How are you shining?
Today a lot of you have reflected on the changes that have or have not occurred in you lives since your WLS. I, like Kellie, think some of my growth has come with my age. Another part comes from getting my mental health in gear right before my surgery. That in itself was a big deal.
I wasn't SMO long. I gained a 100 pounds in a little over a year. That last hundred pounds really limited me. Many people work the way I was and then come home to kids. I did nothing! I know my friends see a change, because I can walk normally again and participate.
The longer we couldn't participate or move off the couch, the more friends we had that expected us that way. Some of them needed us that way. When we break free from our prison the shift in us ruins the role we had in their life.
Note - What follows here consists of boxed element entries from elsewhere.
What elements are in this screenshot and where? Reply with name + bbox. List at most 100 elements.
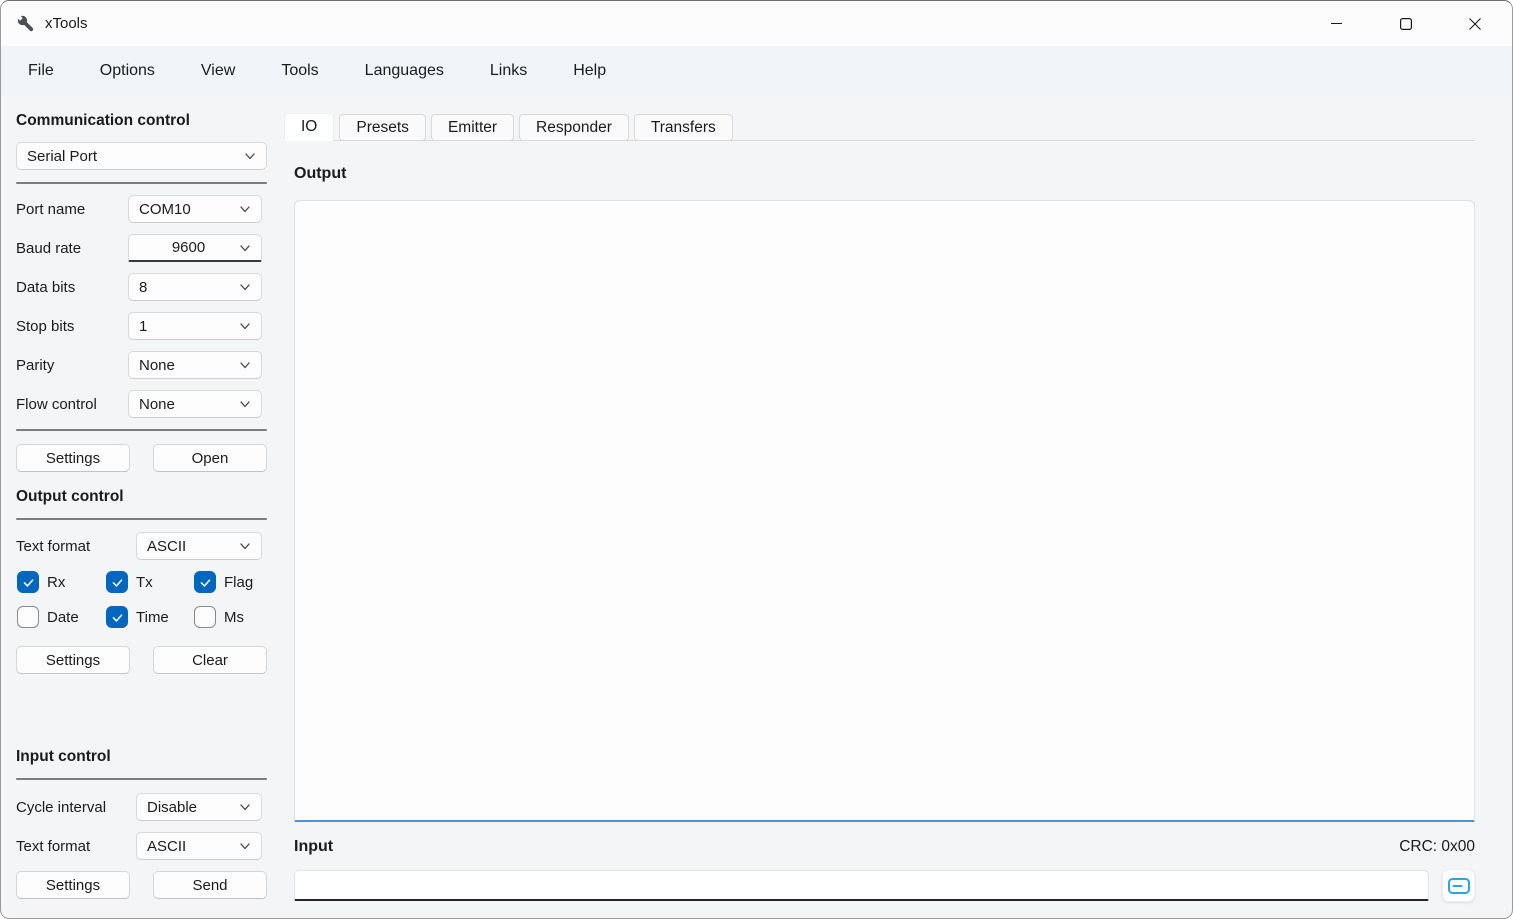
input-buttons: Settings Send <box>16 871 267 899</box>
output-display[interactable] <box>294 200 1475 822</box>
crc-value: CRC: 0x00 <box>1399 838 1475 856</box>
output-settings-button[interactable]: Settings <box>16 646 130 674</box>
title-bar: xTools <box>1 1 1512 46</box>
minimize-button[interactable] <box>1302 1 1371 46</box>
input-control-header: Input control <box>16 747 267 766</box>
chevron-down-icon <box>238 539 252 553</box>
input-section-header: Input CRC: 0x00 <box>294 837 1475 856</box>
tab-transfers[interactable]: Transfers <box>634 114 733 141</box>
tab-bar: IO Presets Emitter Responder Transfers <box>284 113 1475 141</box>
app-window: xTools File Options View Tools Languages… <box>0 0 1513 919</box>
menu-options[interactable]: Options <box>100 62 155 80</box>
stop-bits-select[interactable]: 1 <box>128 312 262 340</box>
input-format-button[interactable] <box>1442 869 1475 902</box>
separator <box>16 518 267 520</box>
menu-help[interactable]: Help <box>573 62 606 80</box>
input-text-format-select[interactable]: ASCII <box>136 832 262 860</box>
tab-emitter-label: Emitter <box>448 119 497 137</box>
port-name-select[interactable]: COM10 <box>128 195 262 223</box>
rx-checkbox-item[interactable]: Rx <box>17 571 106 593</box>
baud-rate-select[interactable]: 9600 <box>128 234 262 262</box>
data-bits-select[interactable]: 8 <box>128 273 262 301</box>
sidebar: Communication control Serial Port Port n… <box>1 96 278 918</box>
date-label: Date <box>47 609 79 626</box>
data-bits-label: Data bits <box>16 279 128 296</box>
chevron-down-icon <box>243 149 257 163</box>
communication-control-header: Communication control <box>16 111 267 130</box>
flow-control-select[interactable]: None <box>128 390 262 418</box>
time-label: Time <box>136 609 169 626</box>
rx-checkbox[interactable] <box>17 571 39 593</box>
communication-settings-button[interactable]: Settings <box>16 444 130 472</box>
minimize-icon <box>1331 18 1342 29</box>
chevron-down-icon <box>238 800 252 814</box>
cycle-interval-value: Disable <box>147 799 197 816</box>
ms-checkbox-item[interactable]: Ms <box>194 606 267 628</box>
tab-presets[interactable]: Presets <box>339 114 426 141</box>
close-button[interactable] <box>1440 1 1509 46</box>
menu-tools[interactable]: Tools <box>281 62 318 80</box>
communication-buttons: Settings Open <box>16 444 267 472</box>
chevron-down-icon <box>238 202 252 216</box>
time-checkbox-item[interactable]: Time <box>106 606 194 628</box>
output-control-header: Output control <box>16 487 267 506</box>
tab-io[interactable]: IO <box>284 113 334 141</box>
data-bits-value: 8 <box>139 279 147 296</box>
maximize-icon <box>1400 18 1412 30</box>
send-button[interactable]: Send <box>153 871 267 899</box>
clear-button[interactable]: Clear <box>153 646 267 674</box>
tx-checkbox-item[interactable]: Tx <box>106 571 194 593</box>
output-text-format-label: Text format <box>16 538 136 555</box>
chevron-down-icon <box>238 358 252 372</box>
separator <box>16 429 267 431</box>
input-text-format-value: ASCII <box>147 838 186 855</box>
baud-rate-value: 9600 <box>139 239 238 256</box>
port-name-value: COM10 <box>139 201 191 218</box>
close-icon <box>1469 18 1481 30</box>
menu-links[interactable]: Links <box>490 62 527 80</box>
message-input[interactable] <box>294 870 1429 901</box>
maximize-button[interactable] <box>1371 1 1440 46</box>
input-text-format-row: Text format ASCII <box>16 832 267 860</box>
menu-file[interactable]: File <box>28 62 54 80</box>
flag-checkbox-item[interactable]: Flag <box>194 571 267 593</box>
flow-control-value: None <box>139 396 175 413</box>
input-settings-button[interactable]: Settings <box>16 871 130 899</box>
output-text-format-row: Text format ASCII <box>16 532 267 560</box>
tab-responder[interactable]: Responder <box>519 114 629 141</box>
tab-transfers-label: Transfers <box>651 119 716 137</box>
ms-checkbox[interactable] <box>194 606 216 628</box>
stop-bits-label: Stop bits <box>16 318 128 335</box>
stop-bits-row: Stop bits 1 <box>16 312 267 340</box>
tx-label: Tx <box>136 574 153 591</box>
parity-row: Parity None <box>16 351 267 379</box>
date-checkbox-item[interactable]: Date <box>17 606 106 628</box>
window-controls <box>1302 1 1512 46</box>
separator <box>16 778 267 780</box>
input-text-format-label: Text format <box>16 838 136 855</box>
flow-control-label: Flow control <box>16 396 128 413</box>
ms-label: Ms <box>224 609 244 626</box>
wrench-icon <box>15 13 36 34</box>
cycle-interval-select[interactable]: Disable <box>136 793 262 821</box>
parity-value: None <box>139 357 175 374</box>
app-body: Communication control Serial Port Port n… <box>1 96 1512 918</box>
device-type-select[interactable]: Serial Port <box>16 142 267 170</box>
time-checkbox[interactable] <box>106 606 128 628</box>
output-text-format-select[interactable]: ASCII <box>136 532 262 560</box>
tx-checkbox[interactable] <box>106 571 128 593</box>
parity-select[interactable]: None <box>128 351 262 379</box>
menu-languages[interactable]: Languages <box>365 62 444 80</box>
tab-emitter[interactable]: Emitter <box>431 114 514 141</box>
output-text-format-value: ASCII <box>147 538 186 555</box>
chevron-down-icon <box>238 397 252 411</box>
parity-label: Parity <box>16 357 128 374</box>
flag-checkbox[interactable] <box>194 571 216 593</box>
baud-rate-label: Baud rate <box>16 240 128 257</box>
menu-view[interactable]: View <box>201 62 235 80</box>
text-field-icon <box>1448 878 1470 894</box>
device-type-value: Serial Port <box>27 148 97 165</box>
port-name-row: Port name COM10 <box>16 195 267 223</box>
open-button[interactable]: Open <box>153 444 267 472</box>
date-checkbox[interactable] <box>17 606 39 628</box>
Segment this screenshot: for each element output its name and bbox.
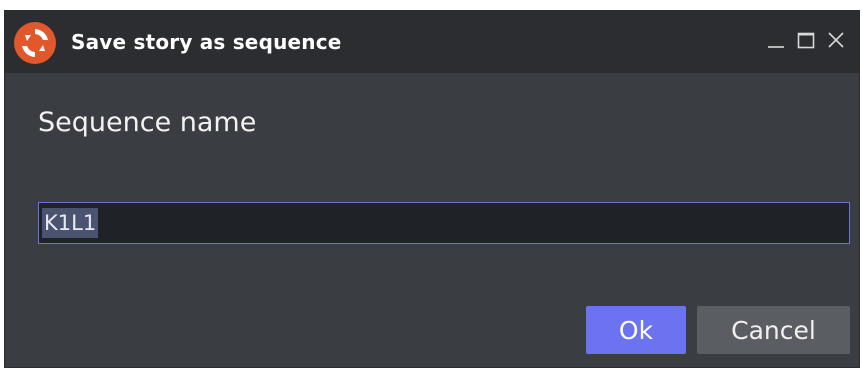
title-bar[interactable]: Save story as sequence — [5, 11, 859, 73]
cancel-button[interactable]: Cancel — [697, 306, 850, 354]
sequence-name-value[interactable]: K1L1 — [42, 208, 99, 238]
sequence-name-label: Sequence name — [38, 107, 257, 138]
window-controls — [765, 25, 847, 55]
save-sequence-dialog: Save story as sequence Sequence name K1L… — [4, 10, 860, 368]
minimize-icon[interactable] — [765, 27, 787, 53]
dialog-title: Save story as sequence — [71, 30, 342, 54]
maximize-icon[interactable] — [795, 27, 817, 53]
app-logo-icon — [13, 21, 57, 65]
ok-button[interactable]: Ok — [586, 306, 686, 354]
close-icon[interactable] — [825, 27, 847, 53]
sequence-name-input[interactable]: K1L1 — [38, 202, 850, 244]
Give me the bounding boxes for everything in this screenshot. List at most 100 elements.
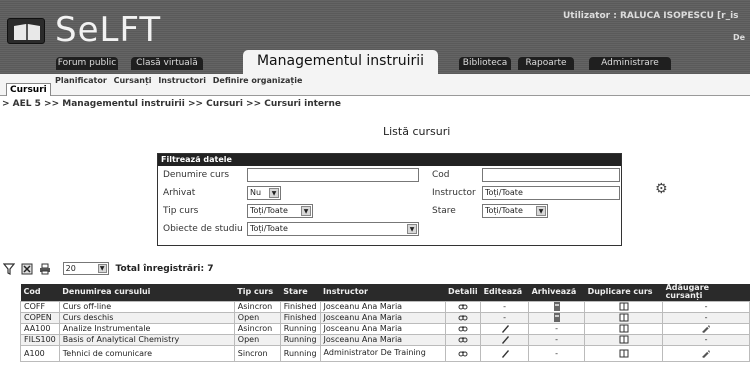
app-title: SeLFT <box>55 10 162 50</box>
details-icon[interactable] <box>458 313 468 322</box>
duplicate-icon[interactable] <box>619 324 629 333</box>
cell-add <box>662 344 750 362</box>
header-extra[interactable]: De <box>733 33 745 42</box>
cell-details <box>444 322 482 335</box>
cell-add: - <box>662 300 750 313</box>
cell-code: COPEN <box>20 311 60 324</box>
cell-edit <box>480 333 530 346</box>
duplicate-icon[interactable] <box>619 335 629 344</box>
filter-apply-icon[interactable]: ⚙ <box>655 181 668 197</box>
cell-status: Running <box>279 344 321 362</box>
subjects-label: Obiecte de studiu <box>163 224 243 234</box>
cell-duplicate <box>584 311 664 324</box>
add-students-icon[interactable] <box>701 324 711 333</box>
edit-pencil-icon[interactable] <box>500 324 510 333</box>
archived-label: Arhivat <box>163 188 196 198</box>
tab-administrare[interactable]: Administrare <box>589 57 671 70</box>
page-size-value: 20 <box>65 264 76 273</box>
table-row[interactable]: COPEN Curs deschis Open Finished Josceanu An… <box>20 311 750 324</box>
instructor-select[interactable]: Toți/Toate <box>482 186 620 200</box>
course-name-input[interactable] <box>247 168 419 182</box>
subtab-definire-organizatie[interactable]: Definire organizație <box>213 76 303 85</box>
cell-instructor: Josceanu Ana Maria <box>319 311 446 324</box>
cell-edit: - <box>480 300 530 313</box>
cell-status: Running <box>279 333 321 346</box>
col-arhiveaza: Arhivează <box>528 284 585 301</box>
cell-status: Finished <box>279 300 321 313</box>
details-icon[interactable] <box>458 335 468 344</box>
col-instructor[interactable]: Instructor <box>320 284 446 301</box>
table-toolbar: 20 ▼ Total înregistrări: 7 <box>3 262 213 276</box>
subtab-instructori[interactable]: Instructori <box>158 76 206 85</box>
cell-name: Analize Instrumentale <box>58 322 235 335</box>
duplicate-icon[interactable] <box>619 349 629 358</box>
archive-icon[interactable] <box>552 302 562 311</box>
col-stare[interactable]: Stare <box>280 284 321 301</box>
cell-add: - <box>662 311 750 324</box>
subtab-cursuri[interactable]: Cursuri <box>6 83 51 96</box>
code-input[interactable] <box>482 168 620 182</box>
add-students-icon[interactable] <box>701 349 711 358</box>
archived-select[interactable]: Nu ▼ <box>247 186 281 200</box>
tab-clasa-virtuala[interactable]: Clasă virtuală <box>131 57 203 70</box>
cell-type: Sincron <box>233 344 281 362</box>
cell-edit <box>480 322 530 335</box>
subjects-select[interactable]: Toți/Toate ▼ <box>247 222 419 236</box>
cell-status: Running <box>279 322 321 335</box>
details-icon[interactable] <box>458 324 468 333</box>
status-select[interactable]: Toți/Toate ▼ <box>482 204 548 218</box>
edit-pencil-icon[interactable] <box>500 335 510 344</box>
subtab-cursanti[interactable]: Cursanți <box>114 76 152 85</box>
breadcrumb[interactable]: > AEL 5 >> Managementul instruirii >> Cu… <box>2 99 341 109</box>
status-value: Toți/Toate <box>485 206 523 215</box>
col-tip-curs[interactable]: Tip curs <box>234 284 281 301</box>
cell-archive <box>528 300 586 313</box>
subjects-value: Toți/Toate <box>250 224 288 233</box>
total-records: Total înregistrări: 7 <box>115 263 214 274</box>
cell-details <box>444 300 482 313</box>
cell-details <box>444 344 482 362</box>
cell-code: AA100 <box>20 322 60 335</box>
col-denumire[interactable]: Denumirea cursului <box>59 284 235 301</box>
cell-name: Basis of Analytical Chemistry <box>58 333 235 346</box>
table-row[interactable]: AA100 Analize Instrumentale Asincron Runnin… <box>20 322 750 335</box>
col-detalii: Detalii <box>445 284 481 301</box>
cell-duplicate <box>584 333 664 346</box>
cell-status: Finished <box>279 311 321 324</box>
sub-navigation: Cursuri Planificator Cursanți Instructor… <box>0 74 750 96</box>
col-duplicare: Duplicare curs <box>584 284 663 301</box>
tab-biblioteca[interactable]: Biblioteca <box>459 57 511 70</box>
col-cod[interactable]: Cod <box>20 284 60 301</box>
details-icon[interactable] <box>458 302 468 311</box>
cell-archive: - <box>528 344 586 362</box>
tab-managementul-instruirii[interactable]: Managementul instruirii <box>243 50 438 74</box>
table-row[interactable]: COFF Curs off-line Asincron Finished Joscean… <box>20 300 750 313</box>
cell-details <box>444 311 482 324</box>
course-type-select[interactable]: Toți/Toate ▼ <box>247 204 313 218</box>
filter-icon[interactable] <box>3 262 15 275</box>
instructor-label: Instructor <box>432 188 476 198</box>
cell-code: A100 <box>20 344 60 362</box>
edit-pencil-icon[interactable] <box>500 349 510 358</box>
cell-instructor: Josceanu Ana Maria <box>319 333 446 346</box>
cell-duplicate <box>584 344 664 362</box>
cell-type: Asincron <box>233 300 281 313</box>
table-row[interactable]: FILS100 Basis of Analytical Chemistry Open… <box>20 333 750 346</box>
duplicate-icon[interactable] <box>619 302 629 311</box>
duplicate-icon[interactable] <box>619 313 629 322</box>
archived-value: Nu <box>250 188 262 197</box>
page-size-select[interactable]: 20 ▼ <box>62 262 109 275</box>
cell-name: Curs off-line <box>58 300 235 313</box>
archive-icon[interactable] <box>552 313 562 322</box>
subnav-links: Planificator Cursanți Instructori Defini… <box>55 76 306 85</box>
excel-export-icon[interactable] <box>21 263 33 275</box>
table-row[interactable]: A100 Tehnici de comunicare Sincron Running A… <box>20 344 750 362</box>
cell-code: FILS100 <box>20 333 60 346</box>
print-icon[interactable] <box>39 263 51 275</box>
tab-rapoarte[interactable]: Rapoarte <box>518 57 574 70</box>
status-label: Stare <box>432 206 456 216</box>
details-icon[interactable] <box>458 349 468 358</box>
tab-forum-public[interactable]: Forum public <box>56 57 118 70</box>
subtab-planificator[interactable]: Planificator <box>55 76 107 85</box>
chevron-down-icon: ▼ <box>301 206 311 216</box>
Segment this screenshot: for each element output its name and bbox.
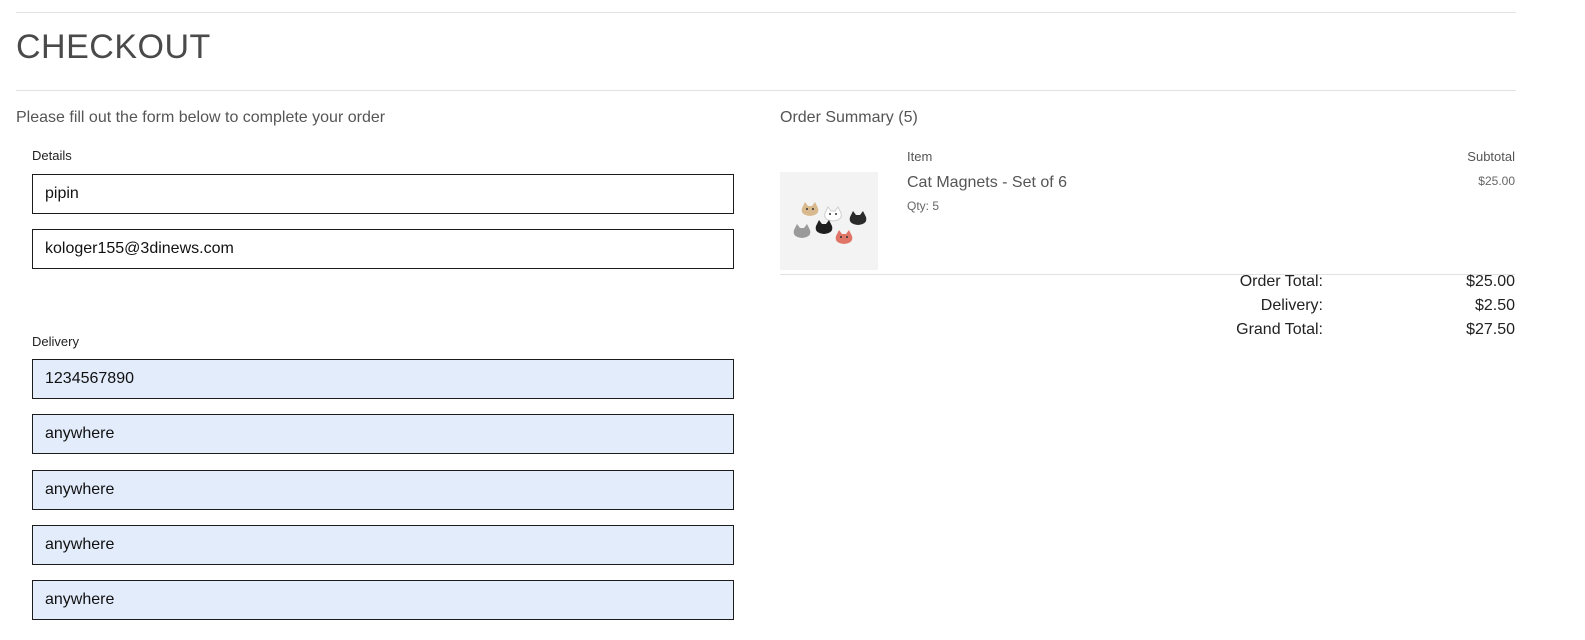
phone-field[interactable] [32, 359, 734, 399]
order-summary-title: Order Summary (5) [780, 109, 918, 126]
email-field[interactable] [32, 229, 734, 269]
grand-total-value: $27.50 [1466, 321, 1515, 338]
title-divider [16, 90, 1516, 91]
cat-head-icon [801, 202, 819, 216]
item-column-header: Item [907, 149, 933, 164]
delivery-cost-label: Delivery: [1260, 297, 1323, 314]
page-title: CHECKOUT [16, 28, 211, 66]
postcode-field[interactable] [32, 580, 734, 620]
cat-magnets-image [780, 172, 878, 270]
name-field[interactable] [32, 174, 734, 214]
delivery-section-label: Delivery [32, 334, 79, 349]
item-quantity: Qty: 5 [907, 199, 940, 213]
item-subtotal: $25.00 [1478, 174, 1515, 188]
grand-total-label: Grand Total: [1236, 321, 1323, 338]
city-field[interactable] [32, 525, 734, 565]
details-section-label: Details [32, 148, 72, 163]
subtotal-column-header: Subtotal [1467, 149, 1515, 164]
order-total-value: $25.00 [1466, 273, 1515, 290]
cat-magnets-icon [793, 202, 867, 244]
item-name[interactable]: Cat Magnets - Set of 6 [907, 174, 1067, 192]
header-divider [16, 12, 1516, 13]
form-intro: Please fill out the form below to comple… [16, 109, 386, 126]
address-line-1-field[interactable] [32, 414, 734, 454]
order-total-label: Order Total: [1239, 273, 1323, 290]
delivery-cost-value: $2.50 [1474, 297, 1515, 314]
address-line-2-field[interactable] [32, 470, 734, 510]
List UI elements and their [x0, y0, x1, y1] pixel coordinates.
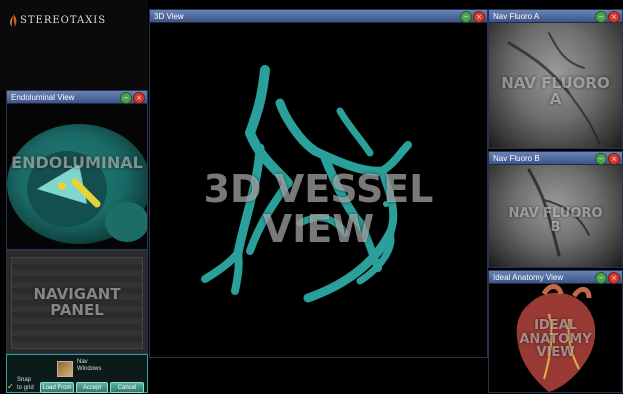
nav-fluoro-a-title: Nav Fluoro A	[493, 12, 540, 21]
load-from-button[interactable]: Load From	[40, 382, 74, 393]
nav-fluoro-a-titlebar[interactable]: Nav Fluoro A − ×	[489, 10, 622, 23]
minimize-icon[interactable]: −	[595, 272, 607, 284]
close-icon[interactable]: ×	[473, 11, 485, 23]
endoluminal-render	[7, 104, 147, 249]
accept-button[interactable]: Accept	[76, 382, 108, 393]
close-icon[interactable]: ×	[608, 11, 620, 23]
nav-windows-label-1: Nav	[77, 359, 88, 365]
endoluminal-titlebar[interactable]: Endoluminal View − ×	[7, 91, 147, 104]
nav-fluoro-b-titlebar[interactable]: Nav Fluoro B − ×	[489, 152, 622, 165]
3d-view-panel: 3D View − × 3D VESSEL VIEW	[149, 9, 488, 358]
cancel-button[interactable]: Cancel	[110, 382, 144, 393]
logo-text: STEREOTAXIS	[20, 15, 107, 26]
nav-fluoro-a-overlay: NAV FLUORO A	[501, 74, 610, 108]
logo-area: STEREOTAXIS	[0, 0, 148, 90]
minimize-icon[interactable]: −	[595, 11, 607, 23]
nav-fluoro-b-panel: Nav Fluoro B − × NAV FLUORO B	[488, 151, 623, 268]
minimize-icon[interactable]: −	[595, 153, 607, 165]
nav-windows-label-2: Windows	[77, 366, 102, 372]
ideal-anatomy-overlay: IDEAL ANATOMY VIEW	[519, 318, 592, 361]
navigant-panel: NAVIGANT PANEL	[6, 250, 148, 354]
nav-fluoro-b-overlay: NAV FLUORO B	[508, 206, 603, 235]
3d-view-titlebar[interactable]: 3D View − ×	[150, 10, 487, 23]
stereotaxis-logo-icon	[9, 14, 18, 27]
endoluminal-overlay: ENDOLUMINAL	[11, 153, 143, 172]
ideal-anatomy-title: Ideal Anatomy View	[493, 273, 564, 282]
nav-fluoro-a-panel: Nav Fluoro A − × NAV FLUORO A	[488, 9, 623, 149]
navigant-overlay: NAVIGANT PANEL	[33, 285, 121, 319]
close-icon[interactable]: ×	[133, 92, 145, 104]
close-icon[interactable]: ×	[608, 153, 620, 165]
3d-view-overlay: 3D VESSEL VIEW	[203, 167, 434, 251]
snap-checkbox[interactable]: ✓	[7, 382, 15, 391]
minimize-icon[interactable]: −	[460, 11, 472, 23]
snap-label-2: to grid	[17, 385, 34, 391]
nav-windows-icon[interactable]	[57, 361, 73, 377]
snap-label-1: Snap	[17, 377, 32, 383]
ideal-anatomy-titlebar[interactable]: Ideal Anatomy View − ×	[489, 271, 622, 284]
minimize-icon[interactable]: −	[120, 92, 132, 104]
endoluminal-view-panel: Endoluminal View − × ENDOLUMINAL	[6, 90, 148, 250]
ideal-anatomy-panel: Ideal Anatomy View − × IDEAL ANATOMY VIE…	[488, 270, 623, 393]
close-icon[interactable]: ×	[608, 272, 620, 284]
3d-view-title: 3D View	[154, 12, 184, 21]
endoluminal-title: Endoluminal View	[11, 93, 75, 102]
nav-fluoro-b-title: Nav Fluoro B	[493, 154, 540, 163]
So many of my friends wanted the new Loris. The one that doesn't moan and complain as much. The one that can now overlook her mom's faults, because poor sick mom has a sucky life. One who embraces her new body in cute clothes. The one who takes an interest in others that are breaking out of their old molds. One who is now playful.
Now I am ready to get back in the world and start volunteering again. Yes, I have changed. I have worked hard to have change my attitude and anyone that liked the downtrodden, immobile, grouchy me might not want to let me shine. How are you shining? Loris
Loris 344/119@ 5'2" Below Goal
Lower body lift 10/17/2007
Upper body lift 1/23/2008
Well, I'm only a few days post-op so I can't say how my life has changed since the operation, but the pre-op process really helped me to see a lot of things about myself. As I kid, I suffered badly from depression and I've worked with therapists for many years (and will continue to). No matter how much work I've done though, a part of me has always seen myself as "defective". Completing my psych. eval. was a real eye opener for me. The psychologist that I met with told me that she hasn't seen anyone as "well rounded and adjusted" as she has seen me. I suppose that's a good thing since I'm also a counselor...it doesn't seem so much like the blind leading the blind, but it felt good and it made me realize that I really need to set this excess weight aside and be fully who I am...a well-rounded, adjusted person. I don't need to hide behind the fat anymore and I will be OK without it.